Thursday, February 17, 2011

Is Humanity in Jeopardy?

By now you've probably heard how IBM's Watson computer defeated two human Jeopardy! champions by a pretty decisive margin. There are two things to be said about this.

First, it's definitely an impressive performance by IBM. They selected Jeopardy! as a problem because it requires a degree of natural-language processing hitherto (or is it "thitherto"?) unattainable by computers. It requires understanding puns, double meanings, sly allusions and so on. Watson was able to do that with fair reliability, though there were occasional weird glitches (in the second day's Final Jeopardy round, for example, when there was a question about airports in the category "U.S. Cities," Watson guessed Toronto).

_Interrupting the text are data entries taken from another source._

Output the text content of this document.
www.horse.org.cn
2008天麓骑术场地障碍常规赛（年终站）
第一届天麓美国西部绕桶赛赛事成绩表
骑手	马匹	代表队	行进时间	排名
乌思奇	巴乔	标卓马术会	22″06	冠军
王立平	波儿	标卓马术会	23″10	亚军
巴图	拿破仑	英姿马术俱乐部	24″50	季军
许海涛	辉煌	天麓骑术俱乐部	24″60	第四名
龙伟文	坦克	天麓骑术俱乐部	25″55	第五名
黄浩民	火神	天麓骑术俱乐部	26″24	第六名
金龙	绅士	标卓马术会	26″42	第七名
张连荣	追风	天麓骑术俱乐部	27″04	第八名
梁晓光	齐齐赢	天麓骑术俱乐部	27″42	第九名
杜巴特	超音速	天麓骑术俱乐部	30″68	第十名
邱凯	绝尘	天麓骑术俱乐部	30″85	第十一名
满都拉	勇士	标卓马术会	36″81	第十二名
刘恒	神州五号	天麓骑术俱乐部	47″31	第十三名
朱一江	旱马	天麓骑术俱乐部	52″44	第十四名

Second, the final score in no way represented the relative abilities of the humans and Watson. Contestants are required to ring in, and are not allowed to do so before Alex Trebek has finished reading the clue (I believe there's some sort of light that goes on, though it's not visible to the TV audience). They gave Watson a mechanical ringer to even the odds. But there still has to be a lag of a tenth of a second or so for a human between seeing the light and moving one's thumb; Watson obviously didn't have this lag. The result was that the humans were able to ring in first only when Watson didn't know the answer. So all the scores really proved was that an electric eye is faster than a human muscle, which isn't really a very striking result.

So I'd like to see the scores with a different mechanism-- say, choosing randomly among everyone who rings in. Still, good job, IBM. Please don't start working on Skynet.